A DAY IN THE LIFE OF AN ON DUTY SAR CREW
So with only 24 hours left to go before I needed to leave home for the horrendous 4 1/2 hour drive down to RNAS Culdrose I was finally given permission to flying with 771 Squadron. The idea was to spend 24 hours with an on duty SAR crew and document everything from a SART sortie, shout outs and 'downtime'.
After signing in at the front gate of Culdrose and meeting Lieutenant Jonathan Duke he takes me over to 771 Squadrons crew room for the morning briefing, this includes everything from the Met, information about the 'cab', what our SART sortie would involve and diversion airfields amongst other things.
After the briefing it was then left to Jonathan to show me the emergency exits in the Sea King Mk5 and also the correct brace position in case of the worst case scenario of ditching in the sea.

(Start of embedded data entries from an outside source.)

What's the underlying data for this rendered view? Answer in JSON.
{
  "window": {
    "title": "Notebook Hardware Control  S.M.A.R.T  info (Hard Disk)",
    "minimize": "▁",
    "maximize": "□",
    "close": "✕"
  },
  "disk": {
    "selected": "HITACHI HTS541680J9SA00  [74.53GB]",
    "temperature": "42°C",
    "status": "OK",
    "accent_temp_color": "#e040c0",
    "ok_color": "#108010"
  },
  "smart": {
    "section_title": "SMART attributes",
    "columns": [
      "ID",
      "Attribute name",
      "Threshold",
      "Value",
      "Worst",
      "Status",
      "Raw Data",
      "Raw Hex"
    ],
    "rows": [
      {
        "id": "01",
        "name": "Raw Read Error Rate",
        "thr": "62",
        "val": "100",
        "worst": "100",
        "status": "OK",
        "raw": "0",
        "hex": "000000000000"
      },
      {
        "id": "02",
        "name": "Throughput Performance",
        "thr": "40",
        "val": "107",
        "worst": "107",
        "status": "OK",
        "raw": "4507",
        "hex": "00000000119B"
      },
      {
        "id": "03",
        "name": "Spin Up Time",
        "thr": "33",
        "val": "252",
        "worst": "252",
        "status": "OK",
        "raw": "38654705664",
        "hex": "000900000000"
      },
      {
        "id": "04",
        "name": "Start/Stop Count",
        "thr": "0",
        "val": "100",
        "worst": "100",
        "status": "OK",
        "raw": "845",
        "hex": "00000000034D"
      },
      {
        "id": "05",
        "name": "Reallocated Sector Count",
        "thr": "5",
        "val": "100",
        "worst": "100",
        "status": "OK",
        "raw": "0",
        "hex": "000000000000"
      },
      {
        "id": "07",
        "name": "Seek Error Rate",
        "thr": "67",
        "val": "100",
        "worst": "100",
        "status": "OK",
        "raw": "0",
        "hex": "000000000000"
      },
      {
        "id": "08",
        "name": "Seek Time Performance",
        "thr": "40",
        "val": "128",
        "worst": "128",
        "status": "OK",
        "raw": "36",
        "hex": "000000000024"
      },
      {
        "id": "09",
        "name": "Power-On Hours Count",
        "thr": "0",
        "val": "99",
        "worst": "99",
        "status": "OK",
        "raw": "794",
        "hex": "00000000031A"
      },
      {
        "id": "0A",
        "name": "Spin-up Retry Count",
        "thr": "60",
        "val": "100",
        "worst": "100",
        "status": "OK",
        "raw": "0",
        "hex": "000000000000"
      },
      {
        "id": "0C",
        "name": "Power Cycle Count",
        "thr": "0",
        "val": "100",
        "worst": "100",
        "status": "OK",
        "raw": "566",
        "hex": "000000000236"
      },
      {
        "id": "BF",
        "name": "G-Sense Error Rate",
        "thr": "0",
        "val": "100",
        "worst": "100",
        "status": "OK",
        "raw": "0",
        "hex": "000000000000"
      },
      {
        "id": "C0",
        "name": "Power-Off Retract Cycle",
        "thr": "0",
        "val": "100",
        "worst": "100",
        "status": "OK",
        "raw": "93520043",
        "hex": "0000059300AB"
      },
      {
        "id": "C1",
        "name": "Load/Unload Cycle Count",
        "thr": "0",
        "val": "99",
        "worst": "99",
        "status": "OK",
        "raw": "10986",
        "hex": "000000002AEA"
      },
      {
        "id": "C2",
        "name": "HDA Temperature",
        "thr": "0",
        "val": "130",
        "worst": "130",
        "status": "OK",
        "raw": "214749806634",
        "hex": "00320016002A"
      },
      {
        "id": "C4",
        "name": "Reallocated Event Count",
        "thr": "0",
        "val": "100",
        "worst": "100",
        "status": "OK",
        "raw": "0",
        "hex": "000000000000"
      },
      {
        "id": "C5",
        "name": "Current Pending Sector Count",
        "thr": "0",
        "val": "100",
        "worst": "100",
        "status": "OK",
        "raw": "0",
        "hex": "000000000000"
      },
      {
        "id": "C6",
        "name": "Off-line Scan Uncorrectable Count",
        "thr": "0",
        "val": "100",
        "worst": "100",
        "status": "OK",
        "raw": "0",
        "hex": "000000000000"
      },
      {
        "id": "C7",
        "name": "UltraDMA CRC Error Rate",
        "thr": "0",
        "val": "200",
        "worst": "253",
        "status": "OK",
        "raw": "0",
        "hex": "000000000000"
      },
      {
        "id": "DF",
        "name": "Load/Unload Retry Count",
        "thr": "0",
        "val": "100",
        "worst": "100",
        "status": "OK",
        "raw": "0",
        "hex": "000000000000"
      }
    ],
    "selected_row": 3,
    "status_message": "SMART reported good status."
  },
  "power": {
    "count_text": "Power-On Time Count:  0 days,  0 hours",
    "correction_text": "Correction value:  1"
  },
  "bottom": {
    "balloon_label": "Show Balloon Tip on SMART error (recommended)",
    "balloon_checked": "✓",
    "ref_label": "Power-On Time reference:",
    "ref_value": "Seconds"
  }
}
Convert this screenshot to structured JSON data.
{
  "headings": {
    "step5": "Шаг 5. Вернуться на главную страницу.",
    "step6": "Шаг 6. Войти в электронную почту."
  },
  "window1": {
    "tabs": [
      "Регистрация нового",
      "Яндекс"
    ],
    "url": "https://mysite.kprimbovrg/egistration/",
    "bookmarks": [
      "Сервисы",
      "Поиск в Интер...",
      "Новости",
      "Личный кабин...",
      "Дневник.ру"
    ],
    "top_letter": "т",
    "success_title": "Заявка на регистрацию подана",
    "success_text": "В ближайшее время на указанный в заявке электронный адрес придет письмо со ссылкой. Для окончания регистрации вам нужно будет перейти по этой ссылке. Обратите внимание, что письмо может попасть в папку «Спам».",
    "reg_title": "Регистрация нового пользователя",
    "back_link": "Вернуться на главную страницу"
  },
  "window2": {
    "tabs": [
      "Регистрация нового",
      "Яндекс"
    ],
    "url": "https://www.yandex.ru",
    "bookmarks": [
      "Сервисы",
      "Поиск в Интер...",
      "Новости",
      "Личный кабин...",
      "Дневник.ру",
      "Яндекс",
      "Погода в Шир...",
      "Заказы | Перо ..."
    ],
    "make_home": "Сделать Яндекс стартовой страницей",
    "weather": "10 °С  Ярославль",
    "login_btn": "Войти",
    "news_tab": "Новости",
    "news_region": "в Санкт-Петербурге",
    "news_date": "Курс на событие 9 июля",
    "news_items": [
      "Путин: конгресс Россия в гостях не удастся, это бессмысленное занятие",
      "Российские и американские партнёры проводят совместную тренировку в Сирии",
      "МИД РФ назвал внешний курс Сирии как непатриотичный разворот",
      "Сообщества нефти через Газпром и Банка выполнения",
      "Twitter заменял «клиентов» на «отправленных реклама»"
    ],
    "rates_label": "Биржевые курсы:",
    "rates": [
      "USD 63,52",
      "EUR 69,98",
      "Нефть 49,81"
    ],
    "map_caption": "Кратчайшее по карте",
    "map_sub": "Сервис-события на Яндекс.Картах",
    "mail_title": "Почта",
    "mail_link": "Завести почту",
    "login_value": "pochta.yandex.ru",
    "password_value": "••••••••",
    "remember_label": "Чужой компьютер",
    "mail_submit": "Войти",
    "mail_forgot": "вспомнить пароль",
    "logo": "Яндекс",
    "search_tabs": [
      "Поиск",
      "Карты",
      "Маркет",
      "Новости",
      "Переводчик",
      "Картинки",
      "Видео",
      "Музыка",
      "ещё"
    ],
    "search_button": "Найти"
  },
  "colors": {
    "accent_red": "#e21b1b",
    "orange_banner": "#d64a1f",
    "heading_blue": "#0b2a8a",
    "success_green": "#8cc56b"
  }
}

At 1000L I was about to get my first taste of flight in a rotary aircraft and also a military aircraft, one thing I had never considered is how much the kit can really weigh you down. On top of the flight suit I had a life support jacket, my harness for winching and a helmet, all essential pieces of kit but when you throw a camera bag into the mix it doesn't half get hot.
After the pre flight checks we taxied out onto the runway at RNAS Culdrose and ascended to 2000ft, our first port of call was with a boat of the coast of Cornwall to conduct winch training. A matter of minutes later and the pilots, Commander Martin Shepherd who is the CO of 771 and Lieutenant Jonathan Duke had found the boat in question and began to position for winching.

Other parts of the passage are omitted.